By Roland Murphy for Arizona Builder’s Exchange
Like sizzling daytime summer highs and chilly overnight winter lows, the Phoenix-area multifamily market runs hot and cold. Currently, the market is “on fire”, according to the Yardi Matrix Winter Report for 2017.
Rents in Phoenix rose 5.9 percent year-over-year through November. The national average was 4.4. Keeping the area’s appeal compared to other expanding markets, the average rent was still only $906/month, compared with the $1,214 national average. Every Phoenix submarket still saw increases, however.
The heat in multifamily is directly attributable to the area’s overall economic strength. Phoenix added nearly 48,000 jobs over the year, with gains spread across the board, including in high-wage industries like healthcare and professional services.
Job growth was led by education and health services, but mining, logging and construction jobs raced upward by 9,600 jobs, and construction is racing to fill skilled positions as fast as it can find workers. Multifamily development has been, and remains, a major contributor to job demand in the sector.
Demographics and Ownership
When it comes to population and general economic growth, Arizona ranks in the top five across the nation, but that will have an ongoing impact for both renters and owners. The median home price hit nearly $216K last year, a 5.8 percent increase. Since most new supply was developed for luxury units in high-demand corridors like Downtown, affordability could become a pressing issue.
Phoenix’s population has jumped 8.8 percent since 2010, which the report cites as one of the highest rates in the nation.
In 2015 alone, the Phoenix metro area population went up a full 2 percent, compared to the national average of 0.8.
Supply Increasing, but Fast Enough?
In 2016, Phoenix Metro added nearly 8,100 units, doubling the 2015 output, but still trailing the national rate.
Construction is moving forward, in part because regulation and governmental impediment are not as cumbersome as in more land-constrained areas.
Phoenix metro currently has nearly 42,000 units in development. Of those, 10,500 are actively under construction, and 23,000 more are in the planning stages. Not surprisingly, North Tempe, with a pipeline of 1,870 units under construction, remains the most active submarket.
More than $4.3B in transactions were completed through November, an increase of 25 percent from 2015’s full year total of $3.6B. Institutional investors who have been priced out of many West Coast markets see Phoenix as an ideal to market to spend their cash, given the area’s higher yields and positive growth potential.

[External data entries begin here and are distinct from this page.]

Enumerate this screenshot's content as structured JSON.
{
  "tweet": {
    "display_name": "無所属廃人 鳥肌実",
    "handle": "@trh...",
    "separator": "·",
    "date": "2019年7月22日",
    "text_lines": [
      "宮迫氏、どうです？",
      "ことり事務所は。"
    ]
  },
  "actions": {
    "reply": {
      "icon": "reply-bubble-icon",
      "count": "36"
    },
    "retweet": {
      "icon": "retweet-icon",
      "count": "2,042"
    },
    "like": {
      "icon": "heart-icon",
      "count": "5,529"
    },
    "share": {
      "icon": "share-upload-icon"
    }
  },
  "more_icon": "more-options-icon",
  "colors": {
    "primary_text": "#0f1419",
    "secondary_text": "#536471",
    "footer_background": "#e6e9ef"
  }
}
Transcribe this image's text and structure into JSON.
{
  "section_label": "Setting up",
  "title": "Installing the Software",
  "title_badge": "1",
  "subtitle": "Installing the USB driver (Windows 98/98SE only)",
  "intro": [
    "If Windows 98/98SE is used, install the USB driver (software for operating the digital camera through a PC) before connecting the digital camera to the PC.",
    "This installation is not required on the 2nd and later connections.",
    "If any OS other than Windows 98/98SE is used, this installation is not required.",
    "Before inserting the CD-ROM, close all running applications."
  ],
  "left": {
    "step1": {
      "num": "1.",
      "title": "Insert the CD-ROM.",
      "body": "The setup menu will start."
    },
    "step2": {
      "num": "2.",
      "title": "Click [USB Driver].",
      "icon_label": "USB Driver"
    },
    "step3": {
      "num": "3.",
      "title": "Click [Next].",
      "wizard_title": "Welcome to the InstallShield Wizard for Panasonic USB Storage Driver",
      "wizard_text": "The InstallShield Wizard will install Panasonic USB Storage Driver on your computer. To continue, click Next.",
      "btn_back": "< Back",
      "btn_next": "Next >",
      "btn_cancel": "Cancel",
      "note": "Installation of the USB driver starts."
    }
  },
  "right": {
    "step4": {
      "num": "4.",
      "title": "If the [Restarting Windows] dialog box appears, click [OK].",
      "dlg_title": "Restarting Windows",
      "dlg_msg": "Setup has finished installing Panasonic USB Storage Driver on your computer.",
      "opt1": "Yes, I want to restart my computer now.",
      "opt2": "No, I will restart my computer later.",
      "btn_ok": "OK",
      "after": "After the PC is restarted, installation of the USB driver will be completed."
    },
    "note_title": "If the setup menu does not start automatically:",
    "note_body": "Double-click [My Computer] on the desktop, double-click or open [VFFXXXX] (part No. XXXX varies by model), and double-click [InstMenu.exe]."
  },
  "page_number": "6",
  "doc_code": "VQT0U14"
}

Per unit prices averaged just more than $111K, which still trails the national average of $134.5K.
Given that the Phoenix Metro area continues its investments in infrastructure and modern urban development, such as along the light rail and other multi-modal transportation solutions, and that area’s economic development and corporate relocation efforts show no signs of slowing down, it can be reasonably assumed the blazing hot pace of multifamily growth with continue throughout 2017.